Was zwangsläufig die Bemühungen behindert, die AfD im Spektrum der EU-Rechten zu verorten. Denn als „Sammlungsbewegung“, wie Plehwe einräumt, umfasse sie zweifellos verschiedene Kreise. Je nachdem, ob „nationalkonservative, religiös-rechte und neoliberale Kräfte“, oder gar die „rechtspopulistische und -radikale Spreu“ die Oberhand gewinnen, müßte sein Modell folglich variable Zuordnungen zulassen.

Das ist aber nicht der Fall. Vielmehr deklariert es mitten im gärenden Selbstfindungsprozeß der Partei Luckes „neoliberalen“ Flügel für repräsentativ und zukunftsweisend. Die AfD sei also eine „radikal neoliberale Kraft mit nationalkonservativem Anstrich“. Ihre Wahl vorausgesetzt, würden die AfD-Abgeordneten sich gehorsam Camerons AECR attachieren. In die Reihen derer, die ökonomischen Internationalismus für Besitzbürger und Funktionseliten mit sozialpolitischem Nationalismus für das Wahlvolk kombinieren, gehöre die Lucke-Fraktion der AfD jedoch nicht nur wegen der seit langem geknüpften Beziehungen zu Camerons europapolitischer AECR-Denkfabrik und ihren Ablegern.
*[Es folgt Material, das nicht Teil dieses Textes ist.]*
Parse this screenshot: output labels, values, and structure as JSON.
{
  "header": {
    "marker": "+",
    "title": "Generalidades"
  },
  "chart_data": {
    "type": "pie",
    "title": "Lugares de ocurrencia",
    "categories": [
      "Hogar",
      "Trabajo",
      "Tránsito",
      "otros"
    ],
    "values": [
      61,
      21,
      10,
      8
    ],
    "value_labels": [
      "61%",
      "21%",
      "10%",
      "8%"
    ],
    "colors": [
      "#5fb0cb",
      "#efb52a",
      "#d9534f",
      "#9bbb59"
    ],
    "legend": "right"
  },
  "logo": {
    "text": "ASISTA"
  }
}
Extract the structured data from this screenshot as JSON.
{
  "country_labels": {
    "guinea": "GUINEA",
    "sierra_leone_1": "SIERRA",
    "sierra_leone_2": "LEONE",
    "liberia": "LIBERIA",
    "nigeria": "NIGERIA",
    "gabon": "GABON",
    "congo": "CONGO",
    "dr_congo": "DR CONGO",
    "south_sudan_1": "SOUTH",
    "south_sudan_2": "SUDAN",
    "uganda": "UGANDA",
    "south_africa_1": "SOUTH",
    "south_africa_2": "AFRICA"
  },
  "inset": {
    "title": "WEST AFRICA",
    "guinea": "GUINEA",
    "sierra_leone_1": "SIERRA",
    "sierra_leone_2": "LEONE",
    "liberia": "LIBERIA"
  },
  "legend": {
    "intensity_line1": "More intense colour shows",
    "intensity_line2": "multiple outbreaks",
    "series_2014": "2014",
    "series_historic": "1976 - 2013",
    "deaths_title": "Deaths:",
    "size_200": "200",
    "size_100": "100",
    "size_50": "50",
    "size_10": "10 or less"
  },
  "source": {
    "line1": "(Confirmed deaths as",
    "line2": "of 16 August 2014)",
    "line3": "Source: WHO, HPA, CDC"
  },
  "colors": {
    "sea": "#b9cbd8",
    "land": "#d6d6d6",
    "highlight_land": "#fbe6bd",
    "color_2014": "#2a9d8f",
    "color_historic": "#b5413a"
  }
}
In der deutschen Parteiengeschichte beleuchte eine Untersuchung der Konrad-Adenauer-Stiftung als autochthonen Knotenpunkt eines genuin neoliberalen Netzwerks den 1994 gegründeten „Bund Freier Bürger“. Von dieser Kleinpartei reichen personelle Kontinuitäten zu den „parapolitischen Vereinen“ im AfD-Vorfeld wie der „Allianz für den Rechtsstaat“ oder dem „Bürgerkonvent“ ebenso wie zum ordoliberalen Ökonomen Joachim Starbatty und zum Ex-BDI-Steuermann Hans-Olaf Henkel, dem „personifizierten Radikalkapitalismus“ (Gero von Randow in der Zeit vom 27. März 2014), beide engste Gefolgsleute Luckes. Gewiß offenbare sich in diesem elitären Konzept nicht die Strategie für eine neue Volkspartei. Für einen Platz im System, rechts von der Union, könnte es aber ausreichen.